The Superpowers of Turtles, Masters, and Madonnas
Of all the Ninja Turtles…uh, I mean Renaissance masters, It’s Leonardo da Vinci that calls to me, not Raphael, and yet, lately I have come to fall madly and passionately in love with Raphael’s drawings. I’ve come to love them so much that I’ve been sneaking (so called) spare moments to copy them in graphite and conte pencil in order to grasp at a few of this master’s secrets.
The romance began when I saw an exhibit of Raphael’s drawings at the Ashmolean Museum in Oxford, England this past fall. Only in the UK, or perhaps New York, would such an exhibit be packed to the gills with excited onlookers. Only in the UK though, would the onlookers really be studying the drawings for as long as they could without being excessively rude. Not reading the cards, though they did that eventually, not taking selfies with the drawings since photos were not allowed. Studying the drawing, the marks, the shadow, the pricks of a cartoon used to transfer the design for painting, the subtlety, the tilt of the heads, the musculature, the classically Renaissance gesture. The room was stifling, the line barely moving, yet no one complained. Not in The States, folks. It never would have happened this way. And my husband and I couldn’t get enough.
The thing about Raphael that gets me, is that I cannot see his drawings as two-dimensional no matter how I try. One secret to drawing anything is to close one eye, let go of the three-dimensional world and study only the flat light and shadow of any shape. This is how you learn to translate light and dark into something that hopefully takes on the illusion of 3-d. This typically works when drawing from life or when drawing a photograph or copying a master’s drawing.
Try as I might, I close one eye, and stare at Raphael’s drawings in books or on postcards, and only marginally does the 3-d effect disappear. Mostly, the figures retain their depth, and the only way I can come close to learning how he rendered an eye or lips is to draw the photo upside down. It’s not that his drawings are hyper-realistic in their execution. Even his more finished drawings are a bit sketchy, literally. Wildly though, they convey light and dark so compellingly that they create the illusion of space and depth.

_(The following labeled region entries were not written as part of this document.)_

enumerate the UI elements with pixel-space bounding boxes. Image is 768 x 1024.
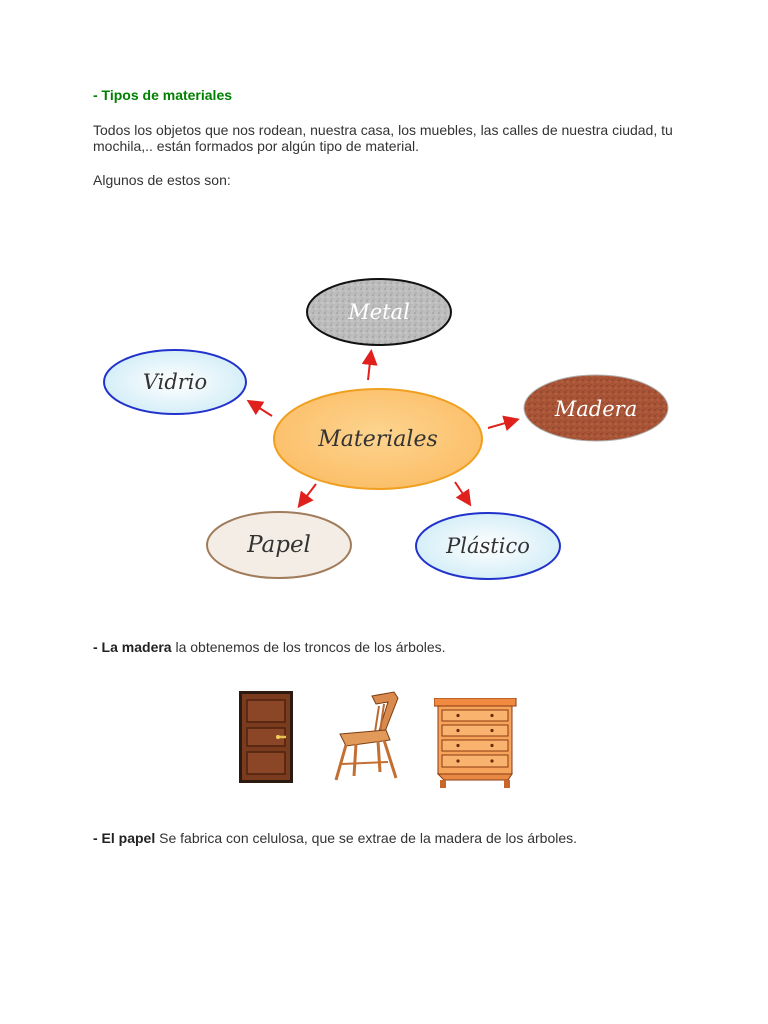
list-intro: Algunos de estos son: (93, 172, 231, 188)
arrow-to-vidrio (250, 402, 272, 416)
node-vidrio (104, 350, 246, 414)
madera-lead: - La madera (93, 639, 172, 655)
madera-text: la obtenemos de los troncos de los árboles. (171, 639, 446, 655)
node-madera-label: Madera (554, 397, 638, 421)
papel-lead: - El papel (93, 830, 156, 846)
node-materiales-label: Materiales (318, 427, 438, 452)
node-papel (207, 512, 351, 578)
dresser-icon (434, 698, 518, 788)
door-icon (238, 690, 294, 784)
intro-paragraph: Todos los objetos que nos rodean, nuestra casa, los muebles, las calles de nuestra ciudad, tu mochila,.. están formados por algún tipo de material. (93, 122, 673, 154)
arrow-to-plastico (455, 482, 469, 503)
chair-icon (332, 690, 404, 784)
arrow-to-metal (368, 353, 371, 380)
arrow-to-madera (488, 420, 516, 428)
papel-paragraph (93, 830, 693, 846)
papel-text: Se fabrica con celulosa, que se extrae de la madera de los árboles. (155, 830, 578, 846)
page-heading: - Tipos de materiales (93, 87, 233, 103)
node-plastico (416, 513, 560, 579)
node-madera (524, 375, 668, 441)
arrow-to-papel (300, 484, 316, 505)
node-metal (307, 279, 451, 345)
node-plastico-label: Plástico (446, 534, 530, 558)
node-papel-label: Papel (247, 532, 311, 558)
node-vidrio-label: Vidrio (142, 370, 208, 394)
node-metal-label: Metal (348, 300, 410, 324)
madera-paragraph (93, 639, 693, 655)
node-materiales (274, 389, 482, 489)
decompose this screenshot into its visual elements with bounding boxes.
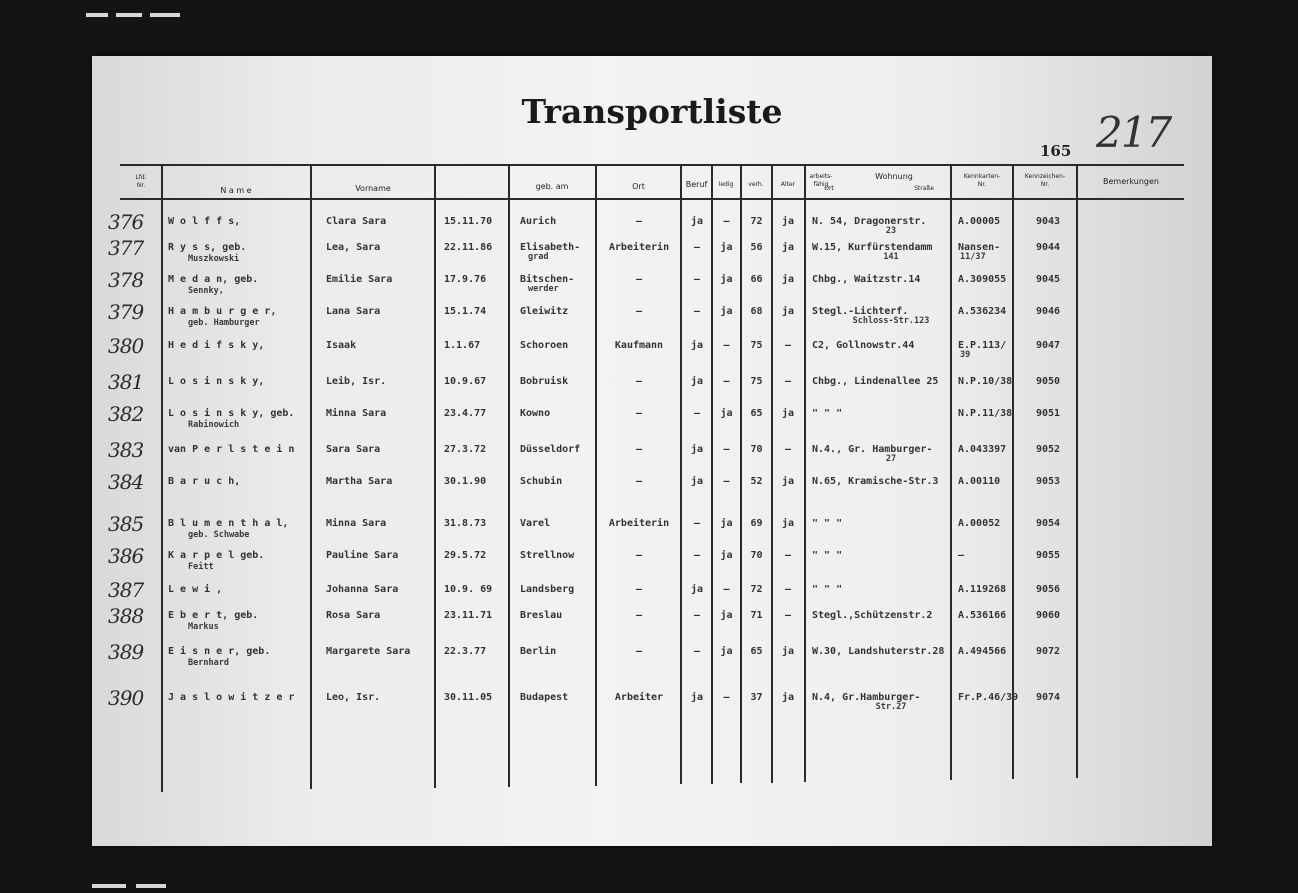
header-kennzeichen-nr: Kennzeichen- Nr.	[1024, 173, 1066, 188]
cell-ledig: —	[693, 408, 701, 419]
header-wohnung: Wohnung	[875, 172, 913, 181]
header-beruf: Beruf	[685, 180, 708, 189]
cell-wohnung: " " "	[812, 550, 843, 561]
cell-vorname: Sara Sara	[326, 444, 381, 455]
column-divider	[680, 164, 682, 784]
cell-kennkarten-nr: A.119268	[958, 584, 1007, 595]
cell-beruf: —	[635, 476, 643, 487]
cell-name: B l u m e n t h a l,	[168, 518, 289, 529]
cell-geb-am: 23.11.71	[444, 610, 493, 621]
cell-kennkarten-nr: Nansen-	[958, 242, 1001, 253]
cell-alter: 65	[750, 408, 763, 419]
handwritten-entry-number: 376	[108, 210, 144, 234]
header-ledig: ledig	[718, 181, 734, 188]
cell-verh: —	[723, 216, 730, 227]
cell-vorname: Margarete Sara	[326, 646, 411, 657]
cell-arbeitsfaehig: —	[784, 376, 792, 387]
cell-name: R y s s, geb.	[168, 242, 247, 253]
cell-wohnung: " " "	[812, 518, 843, 529]
handwritten-entry-number: 382	[108, 402, 144, 426]
cell-wohnung: W.15, Kurfürstendamm	[812, 242, 933, 253]
handwritten-entry-number: 390	[108, 686, 144, 710]
cell-wohnung: N. 54, Dragonerstr.	[812, 216, 927, 227]
page-number: 165	[1040, 142, 1072, 160]
cell-alter: 72	[750, 584, 763, 595]
cell-kennkarten-nr: A.00052	[958, 518, 1001, 529]
cell-name: van P e r l s t e i n	[168, 444, 295, 455]
cell-kennzeichen-nr: 9060	[1036, 610, 1061, 621]
cell-alter: 70	[750, 550, 763, 561]
cell-kennzeichen-nr: 9054	[1036, 518, 1061, 529]
cell-ledig: —	[693, 518, 701, 529]
cell-kennzeichen-nr: 9045	[1036, 274, 1061, 285]
cell-name-maiden: Feitt	[188, 562, 214, 572]
cell-arbeitsfaehig: —	[784, 610, 792, 621]
cell-wohnung-cont: 27	[885, 454, 897, 464]
handwritten-entry-number: 388	[108, 604, 144, 628]
cell-ledig: —	[693, 242, 701, 253]
cell-beruf: —	[635, 444, 643, 455]
cell-verh: ja	[720, 274, 733, 285]
film-edge-mark	[116, 13, 142, 17]
cell-geb-am: 30.11.05	[444, 692, 493, 703]
cell-alter: 56	[750, 242, 763, 253]
handwritten-entry-number: 378	[108, 268, 144, 292]
cell-name-maiden: geb. Hamburger	[188, 318, 260, 328]
table-header-rule	[120, 198, 1184, 200]
cell-name-maiden: Rabinowich	[188, 420, 240, 430]
cell-verh: ja	[720, 610, 733, 621]
cell-arbeitsfaehig: ja	[781, 242, 795, 253]
cell-kennkarten-nr: A.309055	[958, 274, 1007, 285]
column-divider	[771, 164, 773, 783]
cell-alter: 75	[750, 376, 763, 387]
cell-beruf: —	[635, 610, 643, 621]
cell-verh: —	[723, 584, 730, 595]
column-divider	[711, 164, 713, 784]
cell-name: M e d a n, geb.	[168, 274, 259, 285]
cell-verh: —	[723, 476, 730, 487]
cell-ort: Elisabeth-	[520, 242, 581, 253]
column-divider	[508, 164, 510, 787]
cell-ort-cont: grad	[528, 252, 549, 262]
column-divider	[804, 164, 806, 782]
cell-name: L e w i ,	[168, 584, 223, 595]
cell-alter: 72	[750, 216, 763, 227]
cell-vorname: Lana Sara	[326, 306, 381, 317]
cell-beruf: Arbeiterin	[608, 518, 670, 529]
cell-kennzeichen-nr: 9047	[1036, 340, 1061, 351]
cell-arbeitsfaehig: ja	[781, 216, 795, 227]
cell-ledig: ja	[690, 476, 704, 487]
cell-name: K a r p e l geb.	[168, 550, 265, 561]
cell-beruf: —	[635, 408, 643, 419]
header-vorname: Vorname	[355, 184, 391, 193]
cell-kennzeichen-nr: 9043	[1036, 216, 1061, 227]
cell-kennkarten-nr: Fr.P.46/39	[958, 692, 1019, 703]
cell-alter: 71	[750, 610, 763, 621]
cell-verh: ja	[720, 242, 733, 253]
cell-vorname: Minna Sara	[326, 408, 387, 419]
cell-alter: 52	[750, 476, 763, 487]
header-bemerkungen: Bemerkungen	[1102, 177, 1159, 186]
cell-ort: Varel	[520, 518, 551, 529]
cell-name-maiden: Bernhard	[188, 658, 229, 668]
cell-arbeitsfaehig: —	[784, 584, 792, 595]
cell-kennzeichen-nr: 9053	[1036, 476, 1061, 487]
document-title: Transportliste	[521, 92, 783, 131]
header-verh: verh.	[748, 181, 764, 188]
handwritten-entry-number: 381	[108, 370, 144, 394]
cell-name: H a m b u r g e r,	[168, 306, 277, 317]
cell-verh: ja	[720, 518, 733, 529]
cell-kennkarten-nr: A.536166	[958, 610, 1007, 621]
cell-beruf: —	[635, 274, 643, 285]
cell-ort: Schubin	[520, 476, 563, 487]
cell-vorname: Emilie Sara	[326, 274, 393, 285]
cell-ledig: ja	[690, 376, 704, 387]
header-name: N a m e	[220, 186, 252, 195]
cell-wohnung: Stegl.,Schützenstr.2	[812, 610, 933, 621]
cell-kennkarten-nr: A.00005	[958, 216, 1001, 227]
cell-alter: 75	[750, 340, 763, 351]
cell-wohnung-cont: Str.27	[875, 702, 907, 712]
cell-kennzeichen-nr: 9074	[1036, 692, 1061, 703]
column-divider	[161, 164, 163, 792]
cell-vorname: Rosa Sara	[326, 610, 381, 621]
cell-wohnung: N.65, Kramische-Str.3	[812, 476, 939, 487]
cell-kennkarten-nr: A.536234	[958, 306, 1007, 317]
cell-ort: Düsseldorf	[520, 444, 581, 455]
column-divider	[310, 164, 312, 789]
cell-name: B a r u c h,	[168, 476, 241, 487]
cell-alter: 65	[750, 646, 763, 657]
cell-kennzeichen-nr: 9056	[1036, 584, 1061, 595]
cell-geb-am: 1.1.67	[444, 340, 481, 351]
cell-vorname: Johanna Sara	[326, 584, 399, 595]
header-kennkarten-nr: Kennkarten- Nr.	[963, 173, 1001, 188]
cell-kennzeichen-nr: 9050	[1036, 376, 1061, 387]
cell-wohnung: C2, Gollnowstr.44	[812, 340, 915, 351]
cell-ort: Bobruisk	[520, 376, 569, 387]
cell-wohnung: N.4, Gr.Hamburger-	[812, 692, 921, 703]
cell-beruf: —	[635, 306, 643, 317]
cell-arbeitsfaehig: ja	[781, 306, 795, 317]
cell-ledig: ja	[690, 692, 704, 703]
cell-wohnung: " " "	[812, 408, 843, 419]
header-wohnung-ort: Ort	[824, 185, 834, 192]
cell-geb-am: 31.8.73	[444, 518, 487, 529]
cell-geb-am: 10.9. 69	[444, 584, 493, 595]
cell-kennzeichen-nr: 9044	[1036, 242, 1061, 253]
cell-arbeitsfaehig: ja	[781, 476, 795, 487]
cell-beruf: —	[635, 550, 643, 561]
cell-name: E i s n e r, geb.	[168, 646, 271, 657]
header-arbeitsfaehig: arbeits- fähig	[809, 173, 833, 188]
handwritten-entry-number: 386	[108, 544, 144, 568]
cell-name: L o s i n s k y, geb.	[168, 408, 295, 419]
film-edge-mark	[92, 884, 126, 888]
cell-ort: Berlin	[520, 646, 557, 657]
cell-name: E b e r t, geb.	[168, 610, 259, 621]
cell-kennkarten-nr: A.043397	[958, 444, 1007, 455]
cell-name: H e d i f s k y,	[168, 340, 265, 351]
cell-ort: Budapest	[520, 692, 569, 703]
cell-vorname: Pauline Sara	[326, 550, 399, 561]
cell-geb-am: 17.9.76	[444, 274, 487, 285]
handwritten-entry-number: 389	[108, 640, 144, 664]
cell-kennzeichen-nr: 9052	[1036, 444, 1061, 455]
column-divider	[434, 164, 436, 788]
cell-wohnung: Stegl.-Lichterf.	[812, 306, 909, 317]
cell-name: J a s l o w i t z e r	[168, 692, 295, 703]
cell-name-maiden: Markus	[188, 622, 219, 632]
header-ort: Ort	[632, 182, 645, 191]
cell-name-maiden: Sennky,	[188, 286, 224, 296]
cell-geb-am: 10.9.67	[444, 376, 487, 387]
header-wohnung-strasse: Straße	[914, 185, 934, 192]
cell-ort: Landsberg	[520, 584, 575, 595]
handwritten-page-number: 217	[1096, 108, 1171, 157]
cell-beruf: —	[635, 216, 643, 227]
cell-ledig: ja	[690, 444, 704, 455]
cell-geb-am: 27.3.72	[444, 444, 487, 455]
cell-geb-am: 30.1.90	[444, 476, 487, 487]
cell-name: W o l f f s,	[168, 216, 241, 227]
handwritten-entry-number: 384	[108, 470, 144, 494]
cell-alter: 37	[750, 692, 763, 703]
cell-wohnung: Chbg., Lindenallee 25	[812, 376, 939, 387]
cell-wohnung-cont: Schloss-Str.123	[852, 316, 930, 326]
cell-alter: 69	[750, 518, 763, 529]
cell-ledig: —	[693, 550, 701, 561]
cell-verh: —	[723, 340, 730, 351]
cell-vorname: Leo, Isr.	[326, 692, 381, 703]
cell-vorname: Leib, Isr.	[326, 376, 387, 387]
cell-ort: Bitschen-	[520, 274, 575, 285]
cell-kennkarten-nr: A.494566	[958, 646, 1007, 657]
cell-arbeitsfaehig: ja	[781, 692, 795, 703]
cell-ledig: —	[693, 646, 701, 657]
cell-kennzeichen-nr: 9051	[1036, 408, 1061, 419]
cell-kennkarten-cont: 39	[960, 350, 971, 360]
cell-ledig: ja	[690, 340, 704, 351]
cell-arbeitsfaehig: —	[784, 444, 792, 455]
cell-vorname: Lea, Sara	[326, 242, 381, 253]
cell-ledig: —	[693, 274, 701, 285]
cell-ort: Kowno	[520, 408, 551, 419]
handwritten-entry-number: 377	[108, 236, 144, 260]
cell-verh: ja	[720, 646, 733, 657]
cell-wohnung: N.4., Gr. Hamburger-	[812, 444, 933, 455]
cell-verh: —	[723, 376, 730, 387]
cell-vorname: Isaak	[326, 340, 357, 351]
cell-beruf: —	[635, 646, 643, 657]
film-edge-mark	[150, 13, 180, 17]
cell-vorname: Minna Sara	[326, 518, 387, 529]
cell-arbeitsfaehig: ja	[781, 646, 795, 657]
cell-verh: ja	[720, 306, 733, 317]
cell-ledig: ja	[690, 584, 704, 595]
cell-kennkarten-nr: A.00110	[958, 476, 1001, 487]
cell-kennzeichen-nr: 9046	[1036, 306, 1061, 317]
cell-ledig: —	[693, 306, 701, 317]
cell-kennkarten-nr: —	[958, 550, 965, 561]
cell-vorname: Martha Sara	[326, 476, 393, 487]
cell-name-maiden: Muszkowski	[188, 254, 240, 264]
cell-arbeitsfaehig: ja	[781, 274, 795, 285]
cell-verh: —	[723, 444, 730, 455]
cell-kennzeichen-nr: 9055	[1036, 550, 1061, 561]
handwritten-entry-number: 385	[108, 512, 144, 536]
cell-beruf: Kaufmann	[614, 340, 664, 351]
column-divider	[1076, 164, 1078, 778]
cell-ort: Breslau	[520, 610, 563, 621]
cell-wohnung: W.30, Landshuterstr.28	[812, 646, 945, 657]
cell-verh: —	[723, 692, 730, 703]
document-sheet	[92, 56, 1212, 846]
header-lfd-nr: Lfd. Nr.	[135, 174, 147, 189]
cell-arbeitsfaehig: ja	[781, 518, 795, 529]
cell-alter: 70	[750, 444, 763, 455]
header-alter: Alter	[780, 181, 796, 188]
cell-arbeitsfaehig: —	[784, 340, 792, 351]
cell-beruf: —	[635, 376, 643, 387]
cell-wohnung: " " "	[812, 584, 843, 595]
film-edge-mark	[136, 884, 166, 888]
cell-geb-am: 15.11.70	[444, 216, 493, 227]
cell-ort: Gleiwitz	[520, 306, 569, 317]
cell-geb-am: 22.3.77	[444, 646, 487, 657]
handwritten-entry-number: 379	[108, 300, 144, 324]
cell-arbeitsfaehig: —	[784, 550, 792, 561]
cell-ort: Strellnow	[520, 550, 575, 561]
cell-kennkarten-nr: N.P.10/38	[958, 376, 1013, 387]
cell-name: L o s i n s k y,	[168, 376, 265, 387]
table-top-rule	[120, 164, 1184, 166]
cell-geb-am: 22.11.86	[444, 242, 493, 253]
cell-ort: Aurich	[520, 216, 557, 227]
column-divider	[1012, 164, 1014, 779]
cell-ledig: —	[693, 610, 701, 621]
cell-verh: ja	[720, 550, 733, 561]
header-geb-am: geb. am	[535, 182, 569, 191]
cell-geb-am: 23.4.77	[444, 408, 487, 419]
cell-wohnung: Chbg., Waitzstr.14	[812, 274, 921, 285]
cell-beruf: —	[635, 584, 643, 595]
film-edge-mark	[86, 13, 108, 17]
cell-alter: 66	[750, 274, 763, 285]
column-divider	[740, 164, 742, 783]
cell-kennkarten-cont: 11/37	[960, 252, 986, 262]
handwritten-entry-number: 380	[108, 334, 144, 358]
cell-kennkarten-nr: E.P.113/	[958, 340, 1007, 351]
cell-verh: ja	[720, 408, 733, 419]
cell-arbeitsfaehig: ja	[781, 408, 795, 419]
cell-kennkarten-nr: N.P.11/38	[958, 408, 1013, 419]
cell-wohnung-cont: 141	[883, 252, 899, 262]
cell-geb-am: 29.5.72	[444, 550, 487, 561]
cell-ort-cont: werder	[528, 284, 559, 294]
cell-ledig: ja	[690, 216, 704, 227]
cell-beruf: Arbeiterin	[608, 242, 670, 253]
cell-wohnung-cont: 23	[885, 226, 897, 236]
column-divider	[950, 164, 952, 780]
cell-kennzeichen-nr: 9072	[1036, 646, 1061, 657]
cell-geb-am: 15.1.74	[444, 306, 487, 317]
cell-alter: 68	[750, 306, 763, 317]
cell-name-maiden: geb. Schwabe	[188, 530, 250, 540]
handwritten-entry-number: 383	[108, 438, 144, 462]
handwritten-entry-number: 387	[108, 578, 144, 602]
cell-beruf: Arbeiter	[614, 692, 664, 703]
cell-vorname: Clara Sara	[326, 216, 387, 227]
cell-ort: Schoroen	[520, 340, 569, 351]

I was also fortunate to see another drawing exhibit of old masters at the National Portrait Gallery while in London and yet another at The National Gallery in Washington, D.C. The catalogs live on my drawing table for stolen moments for rough sketches. My attempts fall painfully short, but even as I struggle to get them right, I am consoled by the fact that I didn’t quite copy the master correctly. As my friend, Ricky Frank used to say, “Reach for the moon. If you fail, you’ll still be hanging out with the stars.”